Deadline looms for plan to restart economy in case of major cyberattack

Homeland Security Secretary Alejandro Mayorkas prepares to testify before the House Homeland Security Committee in the Cannon House Office Building on Capitol Hill on Nov. 15, 2022.

Homeland Security Secretary Alejandro Mayorkas prepares to testify before the House Homeland Security Committee in the Cannon House Office Building on Capitol Hill on Nov. 15, 2022. Chip Somodevilla/Getty Images

Lawmakers have been urging the Biden administration to develop a strategy first mandated in the Fiscal 2021 NDAA.
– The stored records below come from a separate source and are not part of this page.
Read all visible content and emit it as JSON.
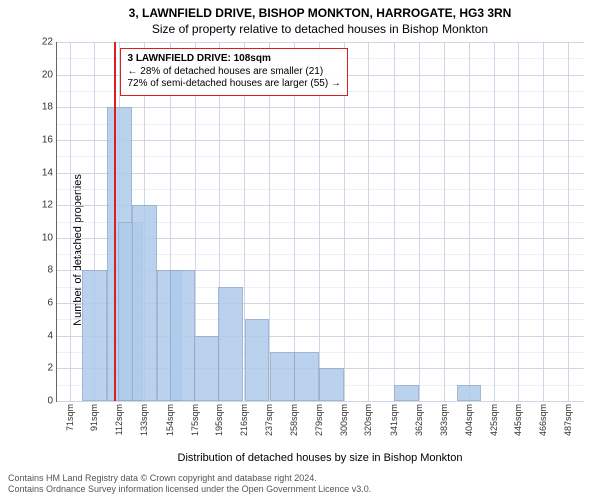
{
  "chart": {
    "type": "histogram",
    "title_main": "3, LAWNFIELD DRIVE, BISHOP MONKTON, HARROGATE, HG3 3RN",
    "title_sub": "Size of property relative to detached houses in Bishop Monkton",
    "title_fontsize": 12,
    "ylabel": "Number of detached properties",
    "xlabel_caption": "Distribution of detached houses by size in Bishop Monkton",
    "label_fontsize": 11,
    "background_color": "#ffffff",
    "grid_color": "#cfd6e6",
    "grid_minor_color": "#eef0f6",
    "axis_color": "#666666",
    "bar_fill": "#aecbeb",
    "bar_alpha": 0.85,
    "marker_color": "#d92020",
    "annot_border_color": "#d92020",
    "xlim": [
      60,
      500
    ],
    "ylim": [
      0,
      22
    ],
    "ytick_step_major": 2,
    "ytick_step_minor": 1,
    "xticks": [
      71,
      91,
      112,
      133,
      154,
      175,
      195,
      216,
      237,
      258,
      279,
      300,
      320,
      341,
      362,
      383,
      404,
      425,
      445,
      466,
      487
    ],
    "bin_width_sqm": 20.8,
    "bars": [
      {
        "x": 71,
        "h": 0
      },
      {
        "x": 91,
        "h": 8
      },
      {
        "x": 112,
        "h": 18
      },
      {
        "x": 121,
        "h": 11
      },
      {
        "x": 133,
        "h": 12
      },
      {
        "x": 154,
        "h": 8
      },
      {
        "x": 165,
        "h": 8
      },
      {
        "x": 185,
        "h": 4
      },
      {
        "x": 205,
        "h": 7
      },
      {
        "x": 227,
        "h": 5
      },
      {
        "x": 248,
        "h": 3
      },
      {
        "x": 268,
        "h": 3
      },
      {
        "x": 289,
        "h": 2
      },
      {
        "x": 330,
        "h": 0
      },
      {
        "x": 352,
        "h": 1
      },
      {
        "x": 404,
        "h": 1
      }
    ],
    "marker_x": 108,
    "annotation": {
      "line1": "3 LAWNFIELD DRIVE: 108sqm",
      "line2": "← 28% of detached houses are smaller (21)",
      "line3": "72% of semi-detached houses are larger (55) →"
    }
  },
  "footer": {
    "line1": "Contains HM Land Registry data © Crown copyright and database right 2024.",
    "line2": "Contains Ordnance Survey information licensed under the Open Government Licence v3.0."
  }
}
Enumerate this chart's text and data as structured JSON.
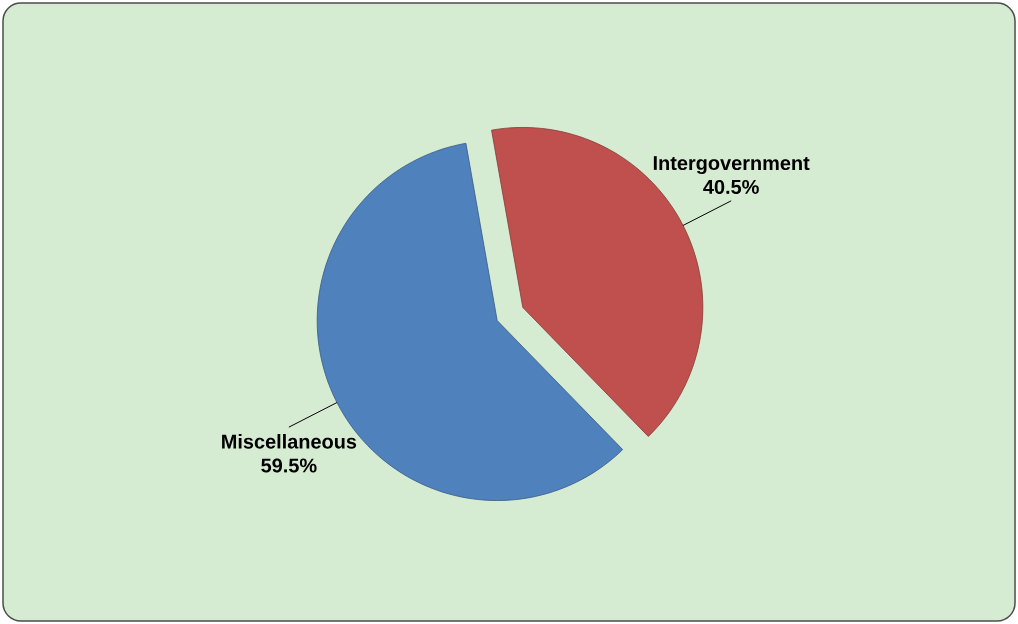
{
  "chart_data": {
    "type": "pie",
    "categories": [
      "Intergovernment",
      "Miscellaneous"
    ],
    "values": [
      40.5,
      59.5
    ],
    "colors": [
      "#c0504d",
      "#4f81bd"
    ],
    "value_labels": [
      "40.5%",
      "59.5%"
    ]
  }
}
A Republican lawmaker pressed Department of Homeland Security Secretary Alejandro Mayorkas Tuesday for updates of a plan to keep the U.S. economy functioning in the potential wake of a major cyberattack, as the administration faces a deadline next month to release its official strategy.

During a hearing on threats to the homeland, Rep. Andrew Garbarino (R-N.Y.), ranking member of the House Homeland Security Committee’s subcommittee on cybersecurity, demanded a response to letters he sent Mayorkas and Cybersecurity and Infrastructure Security Agency Director Jen Easterly nearly a year ago about the development of the Continuity of the Economy plan. The fiscal 2021 National Defense Authorization Act (NDAA) directed the administration to create the new policy by Jan. 1, 2023.

“We’re now a little bit over a month before the deadline and we have yet to receive any information on where CISA or the department is on the Continuation of the Economy plan,” Garbarino said. “The development of the Continuation of the Economy plan is a national security imperative for the safety, security and prosperity of the U.S. economy.”

Mayorkas told the congressman he will follow up and respond “swiftly”. Asked for a timeline on when the secretary can provide Congress with a response, Mayorkas repeated that he will follow up “very quickly,” though he declined to provide additional details.

The exchange reflected struggles some lawmakers on both sides of the aisle have faced in getting answers from the administration on its forthcoming COTE plan, which is meant to serve as a foundational defense in the event of a major critical infrastructure attack. 

Rep. Bennie Thompson (D-Miss.), chairman of the Homeland Security Committee, and ranking member John Katko (R-N.Y.), penned a May 2021 letter to President Joe Biden  following the Colonial Pipeline ransomware attack and urged him to "jumpstart implementation" of the NDAA authorities "and appropriately leverage existing work underway in the process" to develop the COTE plan. 

"Last week, we witnessed the exact reason this provision was enacted into law and why we supported it," the joint letter said. "The question now becomes one of implementation. In the wake of the Colonial ransomware attack and its cascading effects along a large portion of the United States, we believe the administration should act expeditiously to use this authority to ensure the resiliency of the economy.”

The Cyberspace Solarium Commission previously recommended the federal government implement a COTE plan, writing in its 2020 report that an official plan signals to "adversaries that we, as a society, will survive to defeat them with speed and agility if they launch a major cyberattack against us."

The White House authorized CISA to develop the plan nearly 15 months after it was included in the NDAA, a move Garbarino said was responsible for “pretty much setting up the agency for failure” due to the fast-approaching deadline. 

DHS and CISA did not immediately respond to requests for comment.